The map below shows the power-transfer capacity between the system’s aggregate regions. To estimate the maximum volume that may be transferred between two regions, we analyzed the historical series of transfers and assumed that the highest value observed is the maximum transfer capacity[3], in either direction[4]. Following the approach used by the ONS, we aggregated the transfers made in the triple border between the N, SE/CW and NE regions at a single point, which distributes power between the three regions.

Source: ONS, Itaú

It is worth mentioning that the low aggregate level of reservoirs hides a situation of greater concern in the Southeast/Center-West and Northeast river basins, presently at levels below the weighted average (21%), at 15.5% and 13.1%, respectively.

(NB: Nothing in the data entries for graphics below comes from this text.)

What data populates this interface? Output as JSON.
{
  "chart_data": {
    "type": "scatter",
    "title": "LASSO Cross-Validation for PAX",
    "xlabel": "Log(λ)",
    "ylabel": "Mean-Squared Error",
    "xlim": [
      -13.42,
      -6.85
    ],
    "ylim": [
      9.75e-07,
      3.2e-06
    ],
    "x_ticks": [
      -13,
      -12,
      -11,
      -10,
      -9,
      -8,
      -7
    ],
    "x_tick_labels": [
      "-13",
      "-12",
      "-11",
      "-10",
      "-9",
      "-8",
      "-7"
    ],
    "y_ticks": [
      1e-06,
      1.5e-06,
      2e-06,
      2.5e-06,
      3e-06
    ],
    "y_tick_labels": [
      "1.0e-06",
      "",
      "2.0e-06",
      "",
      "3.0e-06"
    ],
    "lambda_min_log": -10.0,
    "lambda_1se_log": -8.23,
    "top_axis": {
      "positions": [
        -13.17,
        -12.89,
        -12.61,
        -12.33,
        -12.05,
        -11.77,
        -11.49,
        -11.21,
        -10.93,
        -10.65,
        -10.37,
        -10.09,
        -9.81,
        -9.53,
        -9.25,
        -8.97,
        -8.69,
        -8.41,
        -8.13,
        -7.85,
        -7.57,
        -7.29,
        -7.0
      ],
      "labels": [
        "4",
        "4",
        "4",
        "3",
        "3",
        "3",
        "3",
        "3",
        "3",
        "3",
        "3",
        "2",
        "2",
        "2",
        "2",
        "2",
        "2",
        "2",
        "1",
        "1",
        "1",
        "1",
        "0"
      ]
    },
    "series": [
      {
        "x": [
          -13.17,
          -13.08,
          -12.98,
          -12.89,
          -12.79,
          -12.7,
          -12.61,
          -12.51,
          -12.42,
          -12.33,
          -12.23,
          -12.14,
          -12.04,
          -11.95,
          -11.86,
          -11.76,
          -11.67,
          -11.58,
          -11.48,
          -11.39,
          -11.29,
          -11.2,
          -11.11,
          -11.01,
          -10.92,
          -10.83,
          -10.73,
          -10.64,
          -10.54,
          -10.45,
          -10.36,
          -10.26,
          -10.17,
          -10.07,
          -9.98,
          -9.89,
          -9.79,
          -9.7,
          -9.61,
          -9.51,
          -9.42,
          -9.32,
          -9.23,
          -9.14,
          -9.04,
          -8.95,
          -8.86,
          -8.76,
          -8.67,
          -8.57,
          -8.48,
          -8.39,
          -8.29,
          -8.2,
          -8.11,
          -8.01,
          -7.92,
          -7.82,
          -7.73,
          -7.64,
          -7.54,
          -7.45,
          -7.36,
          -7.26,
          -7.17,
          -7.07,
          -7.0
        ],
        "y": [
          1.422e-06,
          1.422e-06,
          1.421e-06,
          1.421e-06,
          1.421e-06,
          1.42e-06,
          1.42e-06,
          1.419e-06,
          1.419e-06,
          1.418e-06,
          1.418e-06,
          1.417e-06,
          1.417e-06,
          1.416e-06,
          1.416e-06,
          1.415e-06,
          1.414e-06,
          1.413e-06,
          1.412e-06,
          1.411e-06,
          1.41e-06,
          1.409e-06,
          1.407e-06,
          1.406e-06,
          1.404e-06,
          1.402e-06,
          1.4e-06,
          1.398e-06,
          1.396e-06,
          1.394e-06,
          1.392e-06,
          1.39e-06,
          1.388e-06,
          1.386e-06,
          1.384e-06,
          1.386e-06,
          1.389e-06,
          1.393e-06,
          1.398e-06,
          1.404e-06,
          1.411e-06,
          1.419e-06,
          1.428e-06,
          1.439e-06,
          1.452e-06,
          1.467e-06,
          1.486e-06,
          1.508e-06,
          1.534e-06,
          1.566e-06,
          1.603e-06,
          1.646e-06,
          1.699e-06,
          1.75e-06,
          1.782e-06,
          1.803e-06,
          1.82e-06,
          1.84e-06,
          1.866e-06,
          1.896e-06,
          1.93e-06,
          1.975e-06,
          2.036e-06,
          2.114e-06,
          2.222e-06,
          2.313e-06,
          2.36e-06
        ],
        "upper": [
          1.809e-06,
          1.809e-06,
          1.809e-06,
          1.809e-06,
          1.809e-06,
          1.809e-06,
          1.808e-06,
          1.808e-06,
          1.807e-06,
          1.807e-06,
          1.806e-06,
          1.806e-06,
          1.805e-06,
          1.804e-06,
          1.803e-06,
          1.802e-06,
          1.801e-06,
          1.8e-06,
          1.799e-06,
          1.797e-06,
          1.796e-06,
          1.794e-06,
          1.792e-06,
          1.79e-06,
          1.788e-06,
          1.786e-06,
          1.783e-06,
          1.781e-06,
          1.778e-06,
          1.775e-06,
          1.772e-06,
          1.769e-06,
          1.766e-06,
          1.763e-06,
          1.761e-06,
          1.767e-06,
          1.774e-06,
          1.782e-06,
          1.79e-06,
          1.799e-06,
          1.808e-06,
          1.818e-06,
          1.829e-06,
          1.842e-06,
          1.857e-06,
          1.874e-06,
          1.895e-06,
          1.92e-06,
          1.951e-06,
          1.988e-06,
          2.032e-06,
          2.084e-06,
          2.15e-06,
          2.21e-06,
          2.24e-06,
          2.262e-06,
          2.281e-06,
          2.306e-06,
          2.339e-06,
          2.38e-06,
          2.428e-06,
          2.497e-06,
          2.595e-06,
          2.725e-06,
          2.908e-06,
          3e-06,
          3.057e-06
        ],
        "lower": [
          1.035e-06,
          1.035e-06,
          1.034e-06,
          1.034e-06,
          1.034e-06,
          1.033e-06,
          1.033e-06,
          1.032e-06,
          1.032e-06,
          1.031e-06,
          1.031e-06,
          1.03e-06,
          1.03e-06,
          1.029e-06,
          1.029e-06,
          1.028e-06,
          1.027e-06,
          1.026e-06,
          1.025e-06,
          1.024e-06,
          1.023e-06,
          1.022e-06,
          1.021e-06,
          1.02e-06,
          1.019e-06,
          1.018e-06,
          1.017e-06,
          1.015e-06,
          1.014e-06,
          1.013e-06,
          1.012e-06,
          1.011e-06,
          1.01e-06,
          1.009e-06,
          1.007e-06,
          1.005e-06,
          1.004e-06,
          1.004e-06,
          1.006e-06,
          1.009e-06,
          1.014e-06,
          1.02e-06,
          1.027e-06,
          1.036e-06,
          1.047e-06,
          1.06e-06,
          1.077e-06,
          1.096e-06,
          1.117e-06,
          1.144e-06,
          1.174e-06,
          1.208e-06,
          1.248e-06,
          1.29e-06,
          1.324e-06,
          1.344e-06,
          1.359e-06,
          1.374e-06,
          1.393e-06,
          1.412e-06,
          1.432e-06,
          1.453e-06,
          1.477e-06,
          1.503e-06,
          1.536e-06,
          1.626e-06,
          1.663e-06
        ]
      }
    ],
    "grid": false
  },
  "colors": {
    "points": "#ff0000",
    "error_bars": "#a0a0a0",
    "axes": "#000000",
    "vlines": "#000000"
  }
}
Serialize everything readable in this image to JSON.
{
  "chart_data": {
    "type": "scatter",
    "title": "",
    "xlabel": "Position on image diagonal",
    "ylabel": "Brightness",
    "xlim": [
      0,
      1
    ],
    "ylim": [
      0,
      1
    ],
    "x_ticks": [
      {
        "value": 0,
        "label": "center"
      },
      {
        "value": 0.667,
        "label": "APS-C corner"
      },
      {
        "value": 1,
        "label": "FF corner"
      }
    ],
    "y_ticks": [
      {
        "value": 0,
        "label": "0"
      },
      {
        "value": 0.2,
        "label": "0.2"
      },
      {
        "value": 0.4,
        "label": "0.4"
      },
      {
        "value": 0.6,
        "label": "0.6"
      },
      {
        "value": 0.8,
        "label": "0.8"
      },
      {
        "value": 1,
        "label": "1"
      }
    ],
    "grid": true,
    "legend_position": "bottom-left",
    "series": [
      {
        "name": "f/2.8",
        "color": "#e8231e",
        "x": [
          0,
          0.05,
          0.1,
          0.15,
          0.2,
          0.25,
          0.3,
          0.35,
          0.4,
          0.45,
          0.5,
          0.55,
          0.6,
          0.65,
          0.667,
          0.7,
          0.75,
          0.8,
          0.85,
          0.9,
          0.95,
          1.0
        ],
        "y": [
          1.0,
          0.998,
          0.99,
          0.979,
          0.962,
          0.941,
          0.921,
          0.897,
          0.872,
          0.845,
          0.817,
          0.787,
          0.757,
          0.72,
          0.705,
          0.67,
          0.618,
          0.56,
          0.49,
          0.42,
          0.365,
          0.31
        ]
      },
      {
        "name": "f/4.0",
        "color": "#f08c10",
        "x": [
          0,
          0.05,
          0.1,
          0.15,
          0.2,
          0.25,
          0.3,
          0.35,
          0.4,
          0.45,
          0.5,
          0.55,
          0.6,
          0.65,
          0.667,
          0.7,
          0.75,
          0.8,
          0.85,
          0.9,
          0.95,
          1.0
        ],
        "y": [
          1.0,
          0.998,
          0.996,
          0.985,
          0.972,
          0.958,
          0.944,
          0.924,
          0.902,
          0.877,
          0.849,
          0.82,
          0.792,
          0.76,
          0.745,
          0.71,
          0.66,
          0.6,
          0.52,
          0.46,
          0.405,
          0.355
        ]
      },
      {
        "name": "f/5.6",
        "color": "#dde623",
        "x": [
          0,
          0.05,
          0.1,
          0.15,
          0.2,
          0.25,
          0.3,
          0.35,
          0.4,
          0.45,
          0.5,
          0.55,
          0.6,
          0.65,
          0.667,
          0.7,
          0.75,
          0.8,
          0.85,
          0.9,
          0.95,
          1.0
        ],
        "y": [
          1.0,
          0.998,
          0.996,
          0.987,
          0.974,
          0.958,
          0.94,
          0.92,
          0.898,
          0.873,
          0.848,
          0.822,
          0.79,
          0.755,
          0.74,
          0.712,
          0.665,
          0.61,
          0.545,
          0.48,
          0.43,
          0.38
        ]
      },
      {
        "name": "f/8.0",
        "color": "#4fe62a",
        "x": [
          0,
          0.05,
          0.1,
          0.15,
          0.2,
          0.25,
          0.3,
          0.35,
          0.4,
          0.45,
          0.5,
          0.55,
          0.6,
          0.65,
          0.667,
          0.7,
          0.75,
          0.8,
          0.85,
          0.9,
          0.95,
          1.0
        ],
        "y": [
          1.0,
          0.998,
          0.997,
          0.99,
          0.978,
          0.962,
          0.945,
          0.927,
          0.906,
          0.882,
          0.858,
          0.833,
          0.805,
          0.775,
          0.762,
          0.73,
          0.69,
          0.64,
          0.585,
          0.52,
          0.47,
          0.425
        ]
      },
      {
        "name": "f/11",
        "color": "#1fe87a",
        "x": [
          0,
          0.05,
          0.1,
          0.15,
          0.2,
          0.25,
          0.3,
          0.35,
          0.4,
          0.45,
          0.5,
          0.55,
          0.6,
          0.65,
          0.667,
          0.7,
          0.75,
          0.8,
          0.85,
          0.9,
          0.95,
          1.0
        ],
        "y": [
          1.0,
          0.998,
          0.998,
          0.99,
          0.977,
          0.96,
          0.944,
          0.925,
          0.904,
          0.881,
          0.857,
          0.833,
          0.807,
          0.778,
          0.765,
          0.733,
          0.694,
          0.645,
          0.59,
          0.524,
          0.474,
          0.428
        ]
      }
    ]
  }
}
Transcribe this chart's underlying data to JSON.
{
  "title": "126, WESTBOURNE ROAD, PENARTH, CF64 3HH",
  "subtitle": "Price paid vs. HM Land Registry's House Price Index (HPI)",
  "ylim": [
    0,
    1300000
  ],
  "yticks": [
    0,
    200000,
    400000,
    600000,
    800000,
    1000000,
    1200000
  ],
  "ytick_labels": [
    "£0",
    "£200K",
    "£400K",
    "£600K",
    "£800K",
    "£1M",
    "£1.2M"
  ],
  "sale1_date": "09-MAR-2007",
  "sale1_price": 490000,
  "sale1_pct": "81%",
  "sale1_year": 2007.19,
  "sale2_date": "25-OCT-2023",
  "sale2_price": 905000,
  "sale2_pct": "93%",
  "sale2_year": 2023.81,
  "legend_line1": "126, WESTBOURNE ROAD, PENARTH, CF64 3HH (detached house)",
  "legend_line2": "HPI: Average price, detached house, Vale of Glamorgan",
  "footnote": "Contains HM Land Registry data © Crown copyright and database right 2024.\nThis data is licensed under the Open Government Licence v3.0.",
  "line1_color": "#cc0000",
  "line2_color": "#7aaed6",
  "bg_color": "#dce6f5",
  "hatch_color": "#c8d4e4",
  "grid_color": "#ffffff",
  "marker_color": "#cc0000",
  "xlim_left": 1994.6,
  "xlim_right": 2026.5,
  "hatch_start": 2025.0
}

2) Modeling the electricity consumption

As much as the amount of water entering the system is important to forecast the final level of reservoirs in April, the amount of power generated is also relevant to the results.

In order to estimate the demand for energy ahead, we built a model based on energy prices in the free market, industrial production, proportion of working days in the month and temperature. The intuition is simple: more-intense economic activity, a higher number of working days and higher temperatures lead to higher energy consumption, while higher prices lead to reduced demand.

With most of the data for 2014 already available, we estimate consumption growth of 1.9% compared with last year’s average, which is well below the average annual growth of 3.7% in the last ten years. For 2015, the model forecasts a reduction of 0.8% in energy demand (due to still relatively weak activity, high prices and a higher number of holidays on weekdays).

3) Modeling of affluent natural energy

Our modeling of Affluent Natural Energy (ANE) starts from a weighting of rainfall in several river basins, based on the significance to the generation of run-of-river hydroelectric power plants or the accumulation of reservoirs. Gross ANE as a percentage of the Long-Term Average (LTA, energy generated on historical hydrological conditions) is defined for each month in terms of weighted rainfall of that month and the previous two months (also as a percentage of the historical average).

In addition to rain, we incorporated evidence in our models that the official models overestimate the power-generation capacity for a given intensity of rainfall. That is, rainfall levels in line with the historical average have been generating gross ANEs below the historical average. This discrepancy may be associated with difficulties in transmission lines and diversion of water from rivers and reservoirs for industrial and agricultural use, among other reasons.

Our regressions suggest two patterns for these inefficiencies: first, inefficiencies appear to have increased since April 2012. Second, inefficiencies are higher in the period characterized by increased rainfall and greater potential generation.

The chart above shows the actual gross ANE and the gross ANE forecasted by modeling (6-month moving average, to help visualization).

Given the gross ANE, the storable ANE is estimated by a model that considers monthly energy losses in line with the historical pattern.


 


[1] Aggregate level of the four basins of the National Integrated System.

[2] We aggregate the Risk-Aversion Curve (RAC) of the Southeast/Center-West, South and Northeast basins. The basin of the North region does not have an approved RAC, thus we use the lowest historical level since 2000.

[3] This is a relatively conservative assumption: the lines may never have been used to their maximum capacity.

[4] Except in case of the connection between the S and SE/CW, where loads transferred to the South have already reached 5,880, but the loads transferred to the SE/CW never exceeded 3,304 average MW (we use the latter value as a limit to estimate the transfer capacity to the SE/CW).